NAD+ itself, as a lyophilised compound for laboratory use, is a research tool for studying the coenzyme directly, its interactions with these enzyme pathways, and its stability and behaviour under various laboratory conditions.
UK regulatory status
NAD+ is not a controlled substance in the UK. NR (nicotinamide riboside) is available as a licensed food supplement. NAD+ as a research compound for laboratory use occupies a research-material regulatory category, not a supplement or medicine category. It cannot be marketed for human consumption.
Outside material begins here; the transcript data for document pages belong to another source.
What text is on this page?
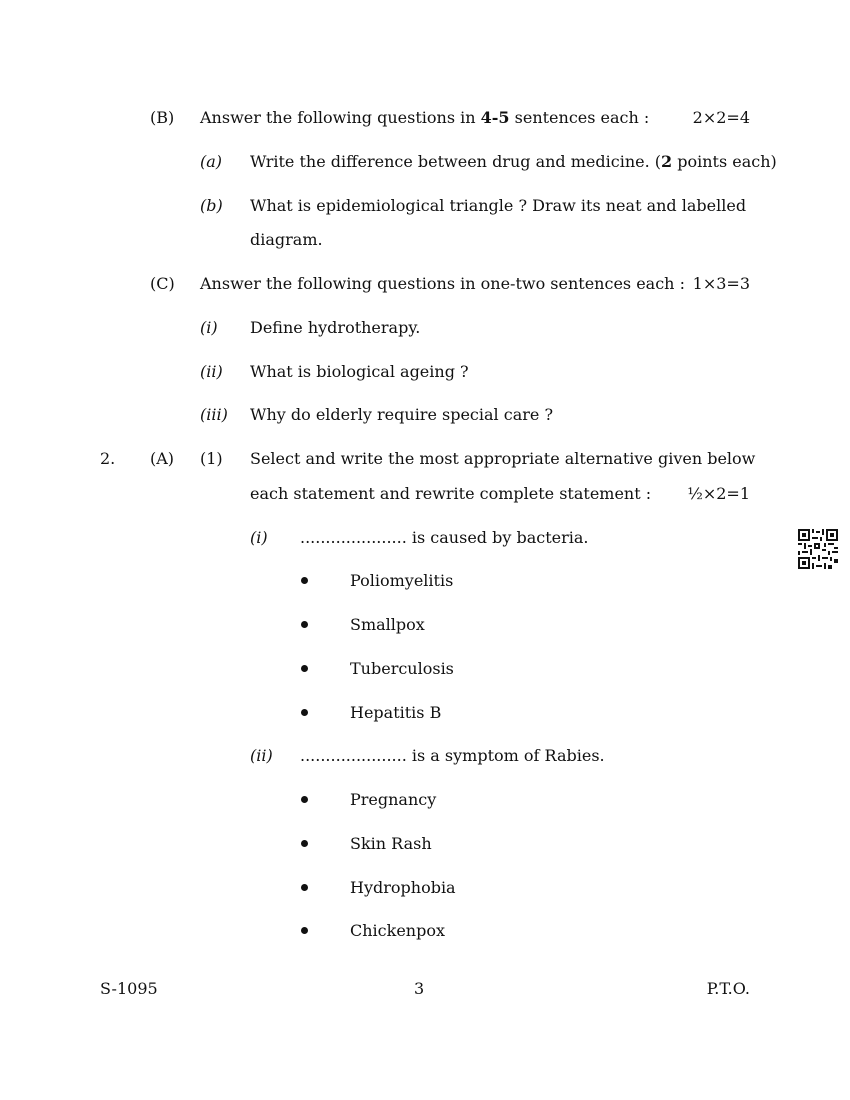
(B) Answer the following questions in 4-5 sentences each :	2×2=4
(a) Write the difference between drug and medicine. (2 points each)
(b) What is epidemiological triangle ? Draw its neat and labelled
diagram.
(C) Answer the following questions in one-two sentences each : 1×3=3
(i) Define hydrotherapy.
(ii) What is biological ageing ?
(iii) Why do elderly require special care ?
2. (A) (1) Select and write the most appropriate alternative given below
each statement and rewrite complete statement : ½×2=1
(i) ..................... is caused by bacteria.
Poliomyelitis
Smallpox
Tuberculosis
Hepatitis B
(ii) ..................... is a symptom of Rabies.
Pregnancy
Skin Rash
Hydrophobia
Chickenpox
S-1095	3	P.T.O.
See our UK legal status page.
NAD+ in our catalogue
NJ-500
NJ-1000See our documentation policy for what supplier batch documentation covers, and our UK legal status page for the regulatory framing every listing follows.
Frequently asked
Is NAD+ the same as NMN or NR?
No. NMN (nicotinamide mononucleotide) and NR (nicotinamide riboside) are precursors to NAD+: the body converts them to NAD+ intracellularly. Most human supplementation research uses precursors rather than NAD+ directly, because NAD+ itself doesn't cross cell membranes efficiently. The compound sold here is NAD+ itself, supplied as a lyophilised research compound for laboratory use, not as a supplement precursor.
Why does NAD+ decline with age?
Multiple mechanisms contribute. PARP enzymes consume NAD+ during DNA damage repair, and DNA damage accumulates with age. CD38, a NADase enzyme, increases in activity in aged tissue, degrading NAD+ faster. Biosynthesis pathways for NAD+ also appear less efficient in aged cells. The relative contribution of each pathway varies by tissue type and is still being studied.
What is NAD+'s role in the sirtuin pathway?
Sirtuins (SIRT1-7) are NAD+-dependent deacylases that regulate epigenetic marks, mitochondrial function, and stress responses. They require NAD+ as a substrate to function: when NAD+ levels fall, sirtuin activity falls with them. David Sinclair's lab and others have proposed that restoring NAD+ levels in aged cells could partially restore sirtuin activity and, by extension, some age-related declines in cellular function. This is a hypothesis with animal-model support and early human data, not an established human clinical conclusion.
How is it supplied?
As a lyophilised powder in a sealed glass vial, available in 500mg and 1000mg sizes. Supplied for laboratory research use without solvent. Batch documentation status is stated directly on the listing page where available from our supplier.